| Hi,
really great program, I just have three questions
about filters (I'm using linux version):
1, when I want download jpg and jpeg will regexp
'+*jpe*g'
and for htm and html
'*html*'
work?
2, I want to download files ending with
eg. 10, 20, 1003, 1289, 1345
from URI like this:
<http://foo.com/print.phtml?id=1234>
is it possible to do it with one command or is
necessary to use separate commands for each?(and is possible to specify range
eg. 12-100
or even mixed: 5, 8, 12-100, 128, 1006-1152 ?)
3, on page eg.
<http://root.cz/index.html>
(are articles and discussions)
(clanek = article)
Art.1011 (http://root.cz/clanek.phtml?id=1011)
Disc.1011
<http://root.cz/forum/diskuse.php3?clanek=1011&>;
vlakno=0&stav=0&vse=Zobrazit+v%B9e
Art.1010 (http://root.cz/clanek.phtml?id=1010)
Disc.1011
<http://root.cz/forum/diskuse.php3?clanek=1010&>;
vlakno=0&stav=0&vse=Zobrazit+v%B9e
("end" of index.html)
their printer friendly version are
articles
<http://root.cz/print.phtml?id=1011>
<http://root.cz/print.phtml?id=1010>
("print" instead of "clanek")
discussions
<http://root.cz/forum/diskuse.php3?clanek=1011&>;
vlakno=0&stav=0&vse=Zobrazit+v%B9e&print=1
<http://root.cz/forum/diskuse.php3?clanek=1010&>;
vlakno=0&stav=0&vse=Zobrazit+v%B9e&print=1
(there is appended "&print=1" on end of the URI)

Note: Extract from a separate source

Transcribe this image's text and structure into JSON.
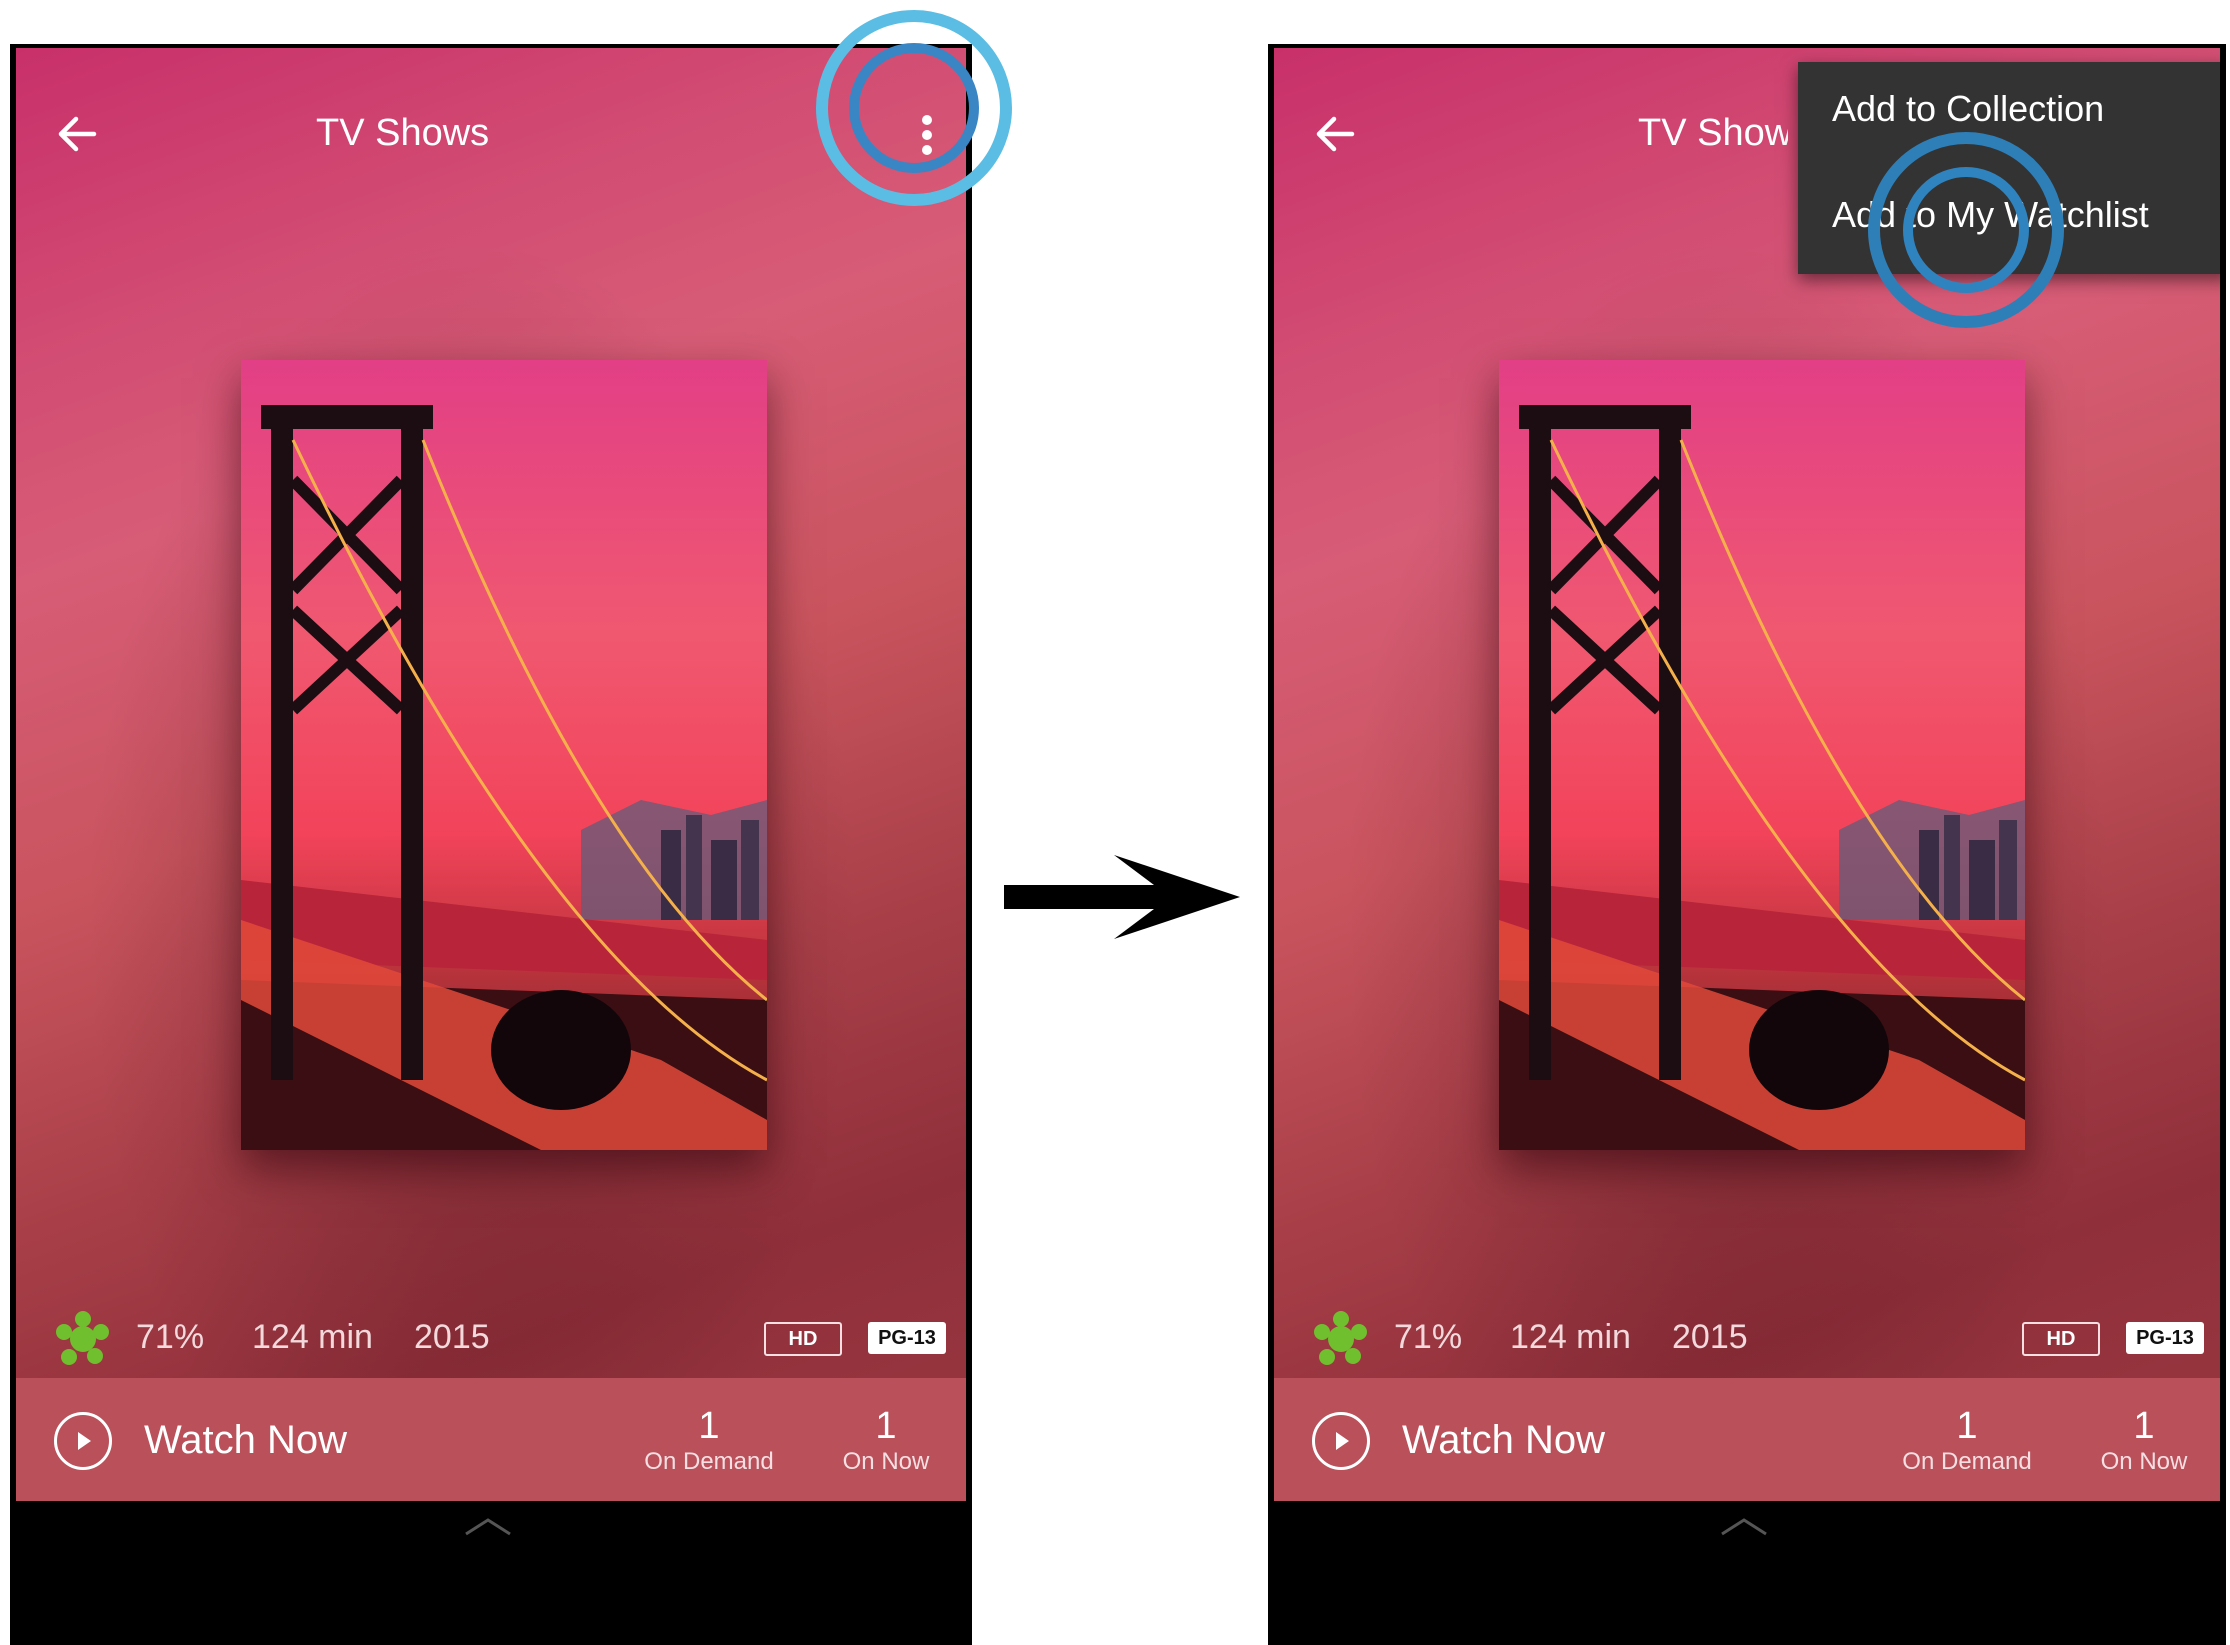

but they aren't linked on index.html (but they are
on Art.1011 (http://root.cz/clanek.phtml?id=1011))
Is it possible to download it only the index.html
file and only printer-friendly pages with images
and other wanted datas?I tried it - but no success - it was only possible
to do it with downloading Art.10xy too.
(Yes, there is probably a way - download index.html
and with some bash scripting extract URI's , replace
(probably with sed) clanek with print and feed it
back to httrack - but it is hard way)
Thanks
BzF
| |